The first honoree, Greater Minneapolis Council of Churches, has battled poverty in Minnesota for more than five decades. GMCC operates a successful family of social service programs and recruits support across denominational lines to help struggling Minnesota families remain self-reliant. It is the largest council of churches in the nation and the largest direct-service volunteer organization in the state.

Also receiving the Award of Excellence was Deacon James Kalustian, president of the Armenian Heritage Foundation, which brings together various church communities. Kalustian is actively involved in the spiritual, cultural and philanthropic life of the Armenian Church in America, which he has represented at regional, national and international ecumenical meetings. Kalustian presently serves on the Supreme Religious Council, the highest governing body of the Armenian Apostolic Church.

Award of Excellence recipient Joan Leof, a long-time Church World Service CROP Hunger Walk supporter, has made a concerted effort to engage both the Jewish and Muslim communities of Rochester in the planning and leadership for the Walk. With a tireless commitment to promoting peace and justice locally and globally, Leof, a member of Peace United Church of Christ, serves as a lead coordinator in the congregation’s Sacred Conversation on Race, an anti-racism project of the United Church of Christ.

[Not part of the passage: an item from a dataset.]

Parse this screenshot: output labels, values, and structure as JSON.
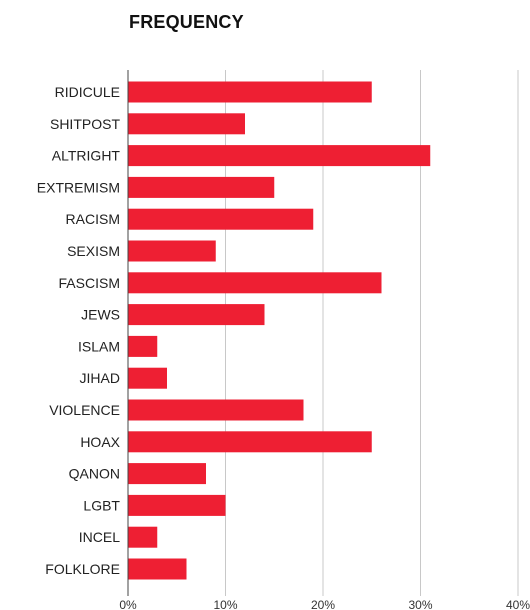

Rev. Katherine Austin Mahle, a leader in Minnesota’s ecumenical community for more than two decades, also was honored with the Award of Excellence. Mahle, who has been involved with both the Greater Minneapolis Council of Churches and the Minnesota Council of Churches (MCC), now serves on the Minnesota Church Foundation. Incoming NCC president, Rev. Peg Chemberlin, says of Mahle, “In the hardest times Kathi has carried forward a hopeful spirit, a spirit that believes ecumenism is one of God’s most important agendas for the church and her witness has strengthened me more often than she will ever know.”